Hiding leftover food is a rare behavior in polar bears, but Jon Aars and other researchers from the Norwegian Polar Institute published a paper in the journal "Polar Research" showing a polar bear burying a dolphin it was apparently too full to eat.

©  Jon Aars / Norwegian Polar Institute

6/18/2015 2:14:47 PM

Polar Bears Eat and Freeze Dolphins

A paper, recently published in the journal, Polar Research, describes polar bears eating an unusual food source - dolphins.

Jon Aars of the Norwegian Polar Institute and his colleagues have made the first ever observations of polar bears eating dolphins that had ventured too far north. And it wasn't a one-time incident; they witnessed polar bears eating dolphins several times last year.

"Here we report from a small fjord in Svalbard, Norwegian High Arctic, a sighting of an adult male polar bear preying on two white-beaked dolphins (Lagenorhynchus albirostris) on April 23, 2014. This is the first record of this species as polar bear prey," the authors of the paper wrote.

Normally, dolphins don't reach the high arctic waters until summer. The authors postulated that the dolphins were trapped in the ice by strong northerly winds that blew them off course.

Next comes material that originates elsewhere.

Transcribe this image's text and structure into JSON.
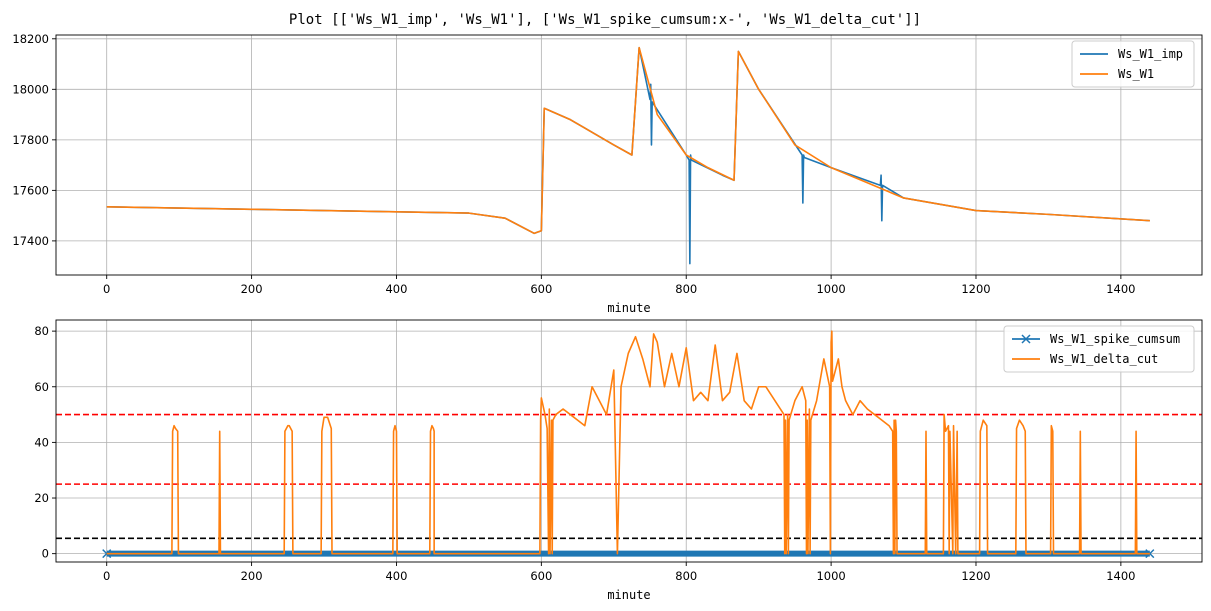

The dolphins were likely killed when forced to the surface for air at small openings in the ice. 

Polar bears also catch seals - their primary food source - when they surface to breath.

"Climate change is starting to disrupt ecosystems around the Arctic with a mix of anticipated and unanticipated outcomes," said Geoff York, Polar Bears International's senior director of conservation. "But in this case, while it was a great find for individual bears, it is unlikely that dolphins will replace seals as a primary food for bears across their range. Like many alternative foods, they simply do not occur in the numbers or range required for a population level impact."

The first polar bear the researchers witnessed cached a second dolphin - also unusual behavior. It seemed unable to eat anymore and buried the dolphin under the snow.

"One thing is certain- we can expect more surprises as the climate changes," York said.